Por ello, tras la reanudación del periodo legislativo en el Senado, donde en las próximas semanas se discutirá la propuesta del Ejecutivo para, si procede, aprobarla antes de que termine el mes de marzo, los activistas exigieron a los senadores que incluyan una serie de modificaciones al proyecto.

Estos son los cinco cambios que plantea las organizaciones, entre las que se encuentran el Instituto para la Seguridad y la Democracia (INSYDE) y la Comisión Mexicana de Defensa y Promoción de los Derechos Humanos (CMDPDH), entre otras:

1.- Que se excluya de las investigaciones aquellas pruebas ilícitas, es decir, las que hayan sido obtenidas bajo tortura y tratos o penas crueles. En este sentido, las organizaciones criticaron que, aunque la Suprema Corte ya emitió parámetros jurisprudenciales para eliminar estas pruebas de todo el proceso penal, la iniciativa del Gobierno Federal “sí permita la admisión de estas pruebas”.

2.- Que los tratos o penas crueles, inhumanos o degradantes, tengan las mismas consecuencias procesales que la tortura.

3.- Que se establezca el Protocolo de Estambul –que consiste en un manual para la investigación y documentación de casos de tortura- como un estándar de prueba no exclusivo para detectar casos de tortura, y que éste sea realizado por peritos independientes.

En este apartado, Javier Enríquez, del Colectivo contra la Impunidad, criticó que la iniciativa de Peña Nieto “se sigue promoviendo el uso de una herramienta que no incorpora adecuadamente el Protocolo de Estambul, y que es realizado por peritos oficiales”.
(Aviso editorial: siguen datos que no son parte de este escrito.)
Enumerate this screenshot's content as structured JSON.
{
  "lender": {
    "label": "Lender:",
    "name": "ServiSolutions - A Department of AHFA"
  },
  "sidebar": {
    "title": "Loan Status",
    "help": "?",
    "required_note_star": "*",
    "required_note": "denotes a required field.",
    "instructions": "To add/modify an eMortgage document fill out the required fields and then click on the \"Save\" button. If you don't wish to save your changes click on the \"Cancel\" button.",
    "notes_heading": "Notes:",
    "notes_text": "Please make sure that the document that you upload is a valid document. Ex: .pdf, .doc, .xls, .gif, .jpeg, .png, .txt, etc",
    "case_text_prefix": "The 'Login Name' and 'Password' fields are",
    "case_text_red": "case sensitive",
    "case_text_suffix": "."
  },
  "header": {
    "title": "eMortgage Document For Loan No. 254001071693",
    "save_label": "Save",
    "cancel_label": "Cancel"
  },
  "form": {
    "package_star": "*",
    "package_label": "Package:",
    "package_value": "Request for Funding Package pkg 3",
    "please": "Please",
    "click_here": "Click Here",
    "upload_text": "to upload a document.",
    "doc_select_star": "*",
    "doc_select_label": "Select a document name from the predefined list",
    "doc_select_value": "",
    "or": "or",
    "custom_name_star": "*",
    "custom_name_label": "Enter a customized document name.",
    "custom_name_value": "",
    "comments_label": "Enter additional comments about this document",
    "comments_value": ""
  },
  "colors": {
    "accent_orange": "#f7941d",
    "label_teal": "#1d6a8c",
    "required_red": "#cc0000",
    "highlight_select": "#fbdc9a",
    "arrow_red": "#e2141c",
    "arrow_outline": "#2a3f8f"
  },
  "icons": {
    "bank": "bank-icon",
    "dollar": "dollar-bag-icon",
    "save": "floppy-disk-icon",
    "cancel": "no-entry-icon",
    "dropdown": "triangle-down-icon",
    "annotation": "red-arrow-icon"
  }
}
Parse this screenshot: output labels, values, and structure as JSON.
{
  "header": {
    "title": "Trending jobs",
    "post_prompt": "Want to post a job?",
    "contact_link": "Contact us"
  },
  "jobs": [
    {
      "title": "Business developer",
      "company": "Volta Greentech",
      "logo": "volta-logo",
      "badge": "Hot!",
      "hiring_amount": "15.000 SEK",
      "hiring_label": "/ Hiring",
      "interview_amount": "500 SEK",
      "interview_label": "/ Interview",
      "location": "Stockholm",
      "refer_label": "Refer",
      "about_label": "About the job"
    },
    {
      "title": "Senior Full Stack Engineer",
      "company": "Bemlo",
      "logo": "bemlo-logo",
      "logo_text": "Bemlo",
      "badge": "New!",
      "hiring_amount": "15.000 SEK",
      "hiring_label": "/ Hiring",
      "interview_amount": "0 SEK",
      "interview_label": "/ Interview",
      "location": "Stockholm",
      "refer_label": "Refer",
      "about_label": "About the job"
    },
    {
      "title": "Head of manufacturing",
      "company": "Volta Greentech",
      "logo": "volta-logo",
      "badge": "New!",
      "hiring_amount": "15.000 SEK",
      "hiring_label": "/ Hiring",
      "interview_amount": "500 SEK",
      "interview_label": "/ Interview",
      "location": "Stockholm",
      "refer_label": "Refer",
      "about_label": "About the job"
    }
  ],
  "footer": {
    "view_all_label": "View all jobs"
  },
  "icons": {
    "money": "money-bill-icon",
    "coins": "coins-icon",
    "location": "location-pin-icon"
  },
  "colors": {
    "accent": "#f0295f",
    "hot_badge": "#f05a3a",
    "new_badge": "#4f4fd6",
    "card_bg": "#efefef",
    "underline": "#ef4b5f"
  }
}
Asimismo, Enríquez señaló que en la propuesta se ponen “requerimientos excesivos” para que peritos independientes puedan valorar un caso de tortura, a pesar de que éstos son los que se laboran “con mayor rigor y calidad, y están más apegados a los estándares internacionales”.

4.- Que la iniciativa excluya las amnistías, inmunidades, perdón y cualquier otra forma de eximente de responsabilidad, tanto para las personas sentenciadas por casos de tortura, como también las imputadas y procesadas.

5.- Que la iniciativa incluya un agravante de castigo en los casos de tortura en los que se haya producido una agresión sexual.

6.- Que la nueva ley establezca los lineamientos para un monitoreo efectivo de las condiciones en las que se produce una detención con el fin de erradicar la tortura.

Además de estos puntos, Mario Patrón subrayó que es necesario que la Ley Nacional de Ejecución Penal –la cual se encuentra también en la fase de discusión en el Senado de la República- “dote de amplias facultades a los jueces para garantizar condiciones adecuadas de reclusión, a la vez que favorezca el acceso a recursos legales eficaces para toda persona detenida, sus visitantes y defensores”.

Incluso, Patrón pidió que la Ley de Ejecución Penal también permita el ingreso a las cárceles de organizaciones independientes y de periodistas, para corroborar que se da un trato digno a los presos.

Los 10 puntos de la iniciativa de Peña Nieto

Cabe recordar que la iniciativa enviada por el presidente Peña Nieto al Senado el 10 de diciembre de 2015, incluye varios aspectos a tener en cuenta.

Por ejemplo, establece que los delitos de tortura y el de trato o penas crueles, inhumanas o degradantes, serán investigados de oficio y sin necesidad de una denuncia por parte de las víctimas, y además serán imprescriptibles; es decir, no perderán vigencia ni validez.

Otros puntos: la ley prevé penas de 10 a 20 años de cárcel, la creación de unidades especializadas, dependientes de las instituciones de procuración de justicia, y la creación de un Registro Nacional de los Delitos de Tortura y Otros Tratos o Penas Crueles, Inhumanos y Degradantes.